How University Of Alabama Sororities Kept Black Women From Joining

How University Of Alabama Sororities Kept Black Women From Joining
Univ. of Alabama student Khortlan Patterson, center, 19, of Houston, Tex., addresses other students and faculty as they gathered on the steps of the Rose Administration Building to protest the university's segregated sorority system on the campus in Tuscaloosa, Ala., Wednesday, Sept. 18, 2013. About 400 students and faculty marched across the campus to oppose racial segregation among its Greek-letter social organizations. (AP Photo/Dave Martin)
Univ. of Alabama student Khortlan Patterson, center, 19, of Houston, Tex., addresses other students and faculty as they gathered on the steps of the Rose Administration Building to protest the university's segregated sorority system on the campus in Tuscaloosa, Ala., Wednesday, Sept. 18, 2013. About 400 students and faculty marched across the campus to oppose racial segregation among its Greek-letter social organizations. (AP Photo/Dave Martin)

University of Alabama students will return to campus this fall with an integrated Greek system for the first time.

2013 was host to a massive controversy when it was revealed traditionally white sororities at the public university in Tuscaloosa were still discriminating against black women.

Although things have been quiet lately around the issue, Marie Claire magazine dived into how the UA sororities were able to keep women of color from getting bids without outright declaring "No blacks allowed":

At Kappa Delta, the oldest and arguably most prestigious house on campus, the rushees are seated in different rooms depending on how interested the sorority is in pledging them. The best room, called Rush-to-Pledge, is reserved for rushees whom the sorority wants to give the hard sell. Kappa Delta member Kirkland Back, 22, a 2014 graduate, says that in her years in the sorority she saw only two black women ever seated there—and one was a mistake.

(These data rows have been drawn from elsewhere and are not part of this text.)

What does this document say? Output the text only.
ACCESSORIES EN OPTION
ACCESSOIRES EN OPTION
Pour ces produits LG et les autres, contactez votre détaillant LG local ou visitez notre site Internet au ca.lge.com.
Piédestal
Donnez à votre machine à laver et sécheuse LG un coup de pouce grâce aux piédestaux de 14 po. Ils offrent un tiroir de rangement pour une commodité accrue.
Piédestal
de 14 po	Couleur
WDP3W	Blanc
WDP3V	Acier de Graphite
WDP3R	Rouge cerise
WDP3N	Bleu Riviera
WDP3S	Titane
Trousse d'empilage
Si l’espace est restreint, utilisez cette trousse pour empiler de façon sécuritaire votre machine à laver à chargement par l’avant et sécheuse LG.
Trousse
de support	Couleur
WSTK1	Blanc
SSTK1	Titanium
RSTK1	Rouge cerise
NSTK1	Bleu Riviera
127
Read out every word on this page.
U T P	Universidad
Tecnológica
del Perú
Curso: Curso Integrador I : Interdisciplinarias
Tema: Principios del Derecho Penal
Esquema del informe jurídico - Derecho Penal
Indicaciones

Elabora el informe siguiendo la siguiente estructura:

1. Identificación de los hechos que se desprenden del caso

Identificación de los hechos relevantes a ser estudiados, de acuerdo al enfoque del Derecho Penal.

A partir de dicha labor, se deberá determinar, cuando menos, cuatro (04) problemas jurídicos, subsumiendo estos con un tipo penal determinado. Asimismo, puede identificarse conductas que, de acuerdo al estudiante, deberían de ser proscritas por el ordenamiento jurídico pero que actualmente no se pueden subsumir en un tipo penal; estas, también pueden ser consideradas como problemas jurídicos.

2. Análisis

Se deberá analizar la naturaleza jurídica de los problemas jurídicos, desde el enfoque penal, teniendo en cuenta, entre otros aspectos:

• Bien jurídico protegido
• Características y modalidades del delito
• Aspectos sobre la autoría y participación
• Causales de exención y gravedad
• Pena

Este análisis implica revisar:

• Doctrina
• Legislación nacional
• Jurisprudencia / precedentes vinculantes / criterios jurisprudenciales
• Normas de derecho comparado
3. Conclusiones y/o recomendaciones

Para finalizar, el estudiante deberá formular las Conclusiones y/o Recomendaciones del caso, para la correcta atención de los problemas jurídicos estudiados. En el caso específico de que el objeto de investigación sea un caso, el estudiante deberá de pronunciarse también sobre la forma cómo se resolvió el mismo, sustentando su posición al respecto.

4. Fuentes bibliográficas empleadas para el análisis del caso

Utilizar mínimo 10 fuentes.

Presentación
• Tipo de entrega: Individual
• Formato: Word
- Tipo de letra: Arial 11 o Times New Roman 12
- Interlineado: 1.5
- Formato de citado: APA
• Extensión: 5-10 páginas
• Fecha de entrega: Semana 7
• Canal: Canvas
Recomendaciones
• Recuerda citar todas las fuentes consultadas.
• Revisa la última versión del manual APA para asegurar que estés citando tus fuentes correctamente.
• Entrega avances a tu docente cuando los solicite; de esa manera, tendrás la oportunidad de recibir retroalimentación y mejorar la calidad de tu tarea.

"This past year, a black girl ended up in the Rush-to-Pledge room," Back says. "Someone messed up and seated her in the wrong spot … so you can imagine the sad hilarity of watching a bunch of really privileged white girls freaking out. They were like, 'Oh, my God, oh, my God, oh, my God! What are we going to do? She can't think we actually like her!' So they were like, 'Nobody talk to her. … She's gotta know that she's not welcome. She's gotta know this isn't going to work out.'"

"It's not that we've never had black girls come through rush," says Melanie Gotz, 22, a 2014 Alabama graduate and member of Alpha Gamma Delta. "I would see them in the first round, and then they all disappeared. I just figured they didn't make the grades. Until this year, I didn't realize that they were being automatically dropped after the first round. I feel really naïve now—I didn't really think racism existed in such a blatant way anymore."

It should be noted every sorority does rush differently, so how things played out at Kappa Delta wouldn't necessarily be applicable to other houses.

But Phi Mu sister Caroline Bechtel disclosed to Marie Claire she'd hear comments like "Oh, she wore an ugly dress," to explain why the black women weren't being offered bids. "But it was so obviously wrong, so obviously racism," Bechtel said.

Eventually, the university administration announced changes to allow desegregation in the sororities. One house even elected their first black president.

But there are still cultural problems that needed addressed, some students say, and there was a controversy in the spring over what the university's student government would do about the traditionally all-white sororities.

Currently, Marie Claire notes, there are 21 black sorority members, which is approximately 0.4 percent of the university's entire Panhellenic population.